Imperial literature in the 15th and 16th century

In the 15th and 16th centuries, a completely different literary life to the one in the Wittelsbach residence city of Munich developed in the imperial cities of Augsburg and Nuremberg. They establish themselves as literary centres for their surroundings and at the same time unite the new learning literature originating from universities, i.e. early New High German texts of the "septem artes liberales" (rhetoric, grammar, dialectic, arithmetic, geometry, astronomy, music), medicine and theology of the Habsburg Viennese School. In addition to the citizen's chronicles (Weltchronik, Chronik von Augsburg, Buch der Croniken und geschichten), the shaping of the late medieval song genre also flourishes in these imperial cities. The "Augsburger Liederbuch" of 1454, the songbook by the Augsburg professional writer Clara Hätzlerin (1471), the so-called "Lochamer Liederbuch" by the Nuremberg patrician Lochamer (c. 1452/60) and the (Munich) songbook by the Nuremberg physician and humanist Hartmann Schedel (1440-1514) are particularly noteworthy. The latter was written during Schedel's academic years from 1461 to 67 and is important evidence of the German tenor song from the second half of the 15th century.

In addition, there is the phenomenon of "Meistersang", which is organised by guilds and is mainly based in Nuremberg. This is cultivated in a firm singing school tradition according to strict metric-musical rules. In many respects, the Meisterlieder songs are close to the courtly poetry of the late 12th and 14th centuries, whose melodies and stanzaic forms they adopt. The stanzas follow the bar form pattern (AAB), with two "Stollen" in the "Aufgesang" (A) and one in the "Abgesang" (B) that repeats the same melody. Among the most important Nuremberg representatives of the Meistersang, besides Muskatblüt (around 1390-1458?) and Michel Beheim, are the Meistersingers Hans Folz (1435/40-1513) and Hans Sachs (1494-1576). This manuscript (Meisterlieder) is partly autograph and represents the main source of Folz's song art; at the same time, it is evidence of the Nürnberger Singschule which he presumably co-founded. The Nuremberg Meistersang reached its climax in the 16th century with Hans Sachs though. The master shoemaker is the best-known representative of 16th century bourgeois imperial literature with the Meisterlied becoming a mouthpiece of the Reformation through his work. In this volume of Meisterlieder by Linhart Ferber (before 1559-1585) with more than 160 Meisterlieder from the years 1530 to 1593, you will find works by Linhart Ferber, Sebastian Wild (died after 1538) and Benedikt von Watt (1569-1616) as well as 13 handwritten works by Hans Sachs (1494-1576).

Meisterlieder are already collated in codices early by those interested in such art. With around 940 songs with melodies mostly from the late 14th and first half of the 15th century, the Kolmar song manuscript, most likely written in 1459/62 in Speyer and reaching Munich in 1857, is probably the most extensive and important manuscript of this kind.

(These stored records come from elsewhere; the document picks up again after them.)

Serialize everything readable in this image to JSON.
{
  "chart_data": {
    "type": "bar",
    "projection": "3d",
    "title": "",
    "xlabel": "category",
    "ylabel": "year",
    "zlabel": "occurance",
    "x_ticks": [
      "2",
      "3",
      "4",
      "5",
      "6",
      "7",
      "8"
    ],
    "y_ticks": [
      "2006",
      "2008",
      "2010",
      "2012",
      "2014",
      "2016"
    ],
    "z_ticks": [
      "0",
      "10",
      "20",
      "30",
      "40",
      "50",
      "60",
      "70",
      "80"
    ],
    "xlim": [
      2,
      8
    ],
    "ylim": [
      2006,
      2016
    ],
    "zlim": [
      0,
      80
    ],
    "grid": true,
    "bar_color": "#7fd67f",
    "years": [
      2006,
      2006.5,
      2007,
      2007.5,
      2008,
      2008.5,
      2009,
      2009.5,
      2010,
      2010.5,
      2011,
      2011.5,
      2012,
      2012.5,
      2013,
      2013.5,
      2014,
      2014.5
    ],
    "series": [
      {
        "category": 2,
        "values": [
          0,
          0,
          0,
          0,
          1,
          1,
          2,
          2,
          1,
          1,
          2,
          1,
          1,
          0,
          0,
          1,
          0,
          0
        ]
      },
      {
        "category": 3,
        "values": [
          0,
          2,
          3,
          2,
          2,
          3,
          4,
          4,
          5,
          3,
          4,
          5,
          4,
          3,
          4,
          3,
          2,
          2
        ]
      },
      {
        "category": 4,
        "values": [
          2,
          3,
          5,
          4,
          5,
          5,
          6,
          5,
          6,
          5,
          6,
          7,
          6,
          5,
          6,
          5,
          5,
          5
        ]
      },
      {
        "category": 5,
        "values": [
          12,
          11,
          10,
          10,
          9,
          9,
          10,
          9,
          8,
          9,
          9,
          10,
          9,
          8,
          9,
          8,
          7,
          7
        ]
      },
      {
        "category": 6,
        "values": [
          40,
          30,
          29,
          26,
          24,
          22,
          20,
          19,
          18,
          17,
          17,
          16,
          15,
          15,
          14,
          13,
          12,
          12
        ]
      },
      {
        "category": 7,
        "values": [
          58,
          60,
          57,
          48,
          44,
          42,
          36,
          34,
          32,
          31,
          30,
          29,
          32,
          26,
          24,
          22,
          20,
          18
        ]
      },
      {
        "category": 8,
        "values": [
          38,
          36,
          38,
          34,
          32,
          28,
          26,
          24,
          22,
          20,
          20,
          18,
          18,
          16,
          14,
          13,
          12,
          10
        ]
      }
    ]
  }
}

Another genre that was much cultivated in late medieval Nuremberg (the Shrovetide play would have to be added) is expressed in the rhyming couplet saying of a didactic or farcical nature. City praise, political, historical topics, spiritual speeches etc. are among its repertoire. Hans Rosenplüt (around 1400-1460) from Nuremberg, the first known craftsman poet of German literature, fairy tale poet of the Middle Ages and pioneer of the Nuremberg Meisterlied, tried his hand at it. He wrote the earliest example of a city praise poem of humanistic value, his "Spruch von der Stadt Nürnberg" (Laudation of Nuremberg) (1447). However, the genre of the prose novel, which established itself in book printing at the end of the 15th century, also reached its peak for the first time in another imperial city – the Fortunatus folk book printed by Johann Otmar in Augsburg in 1509, the "first bourgeois novel". It describes the rise and fall of two generations of a Cypriot merchant family.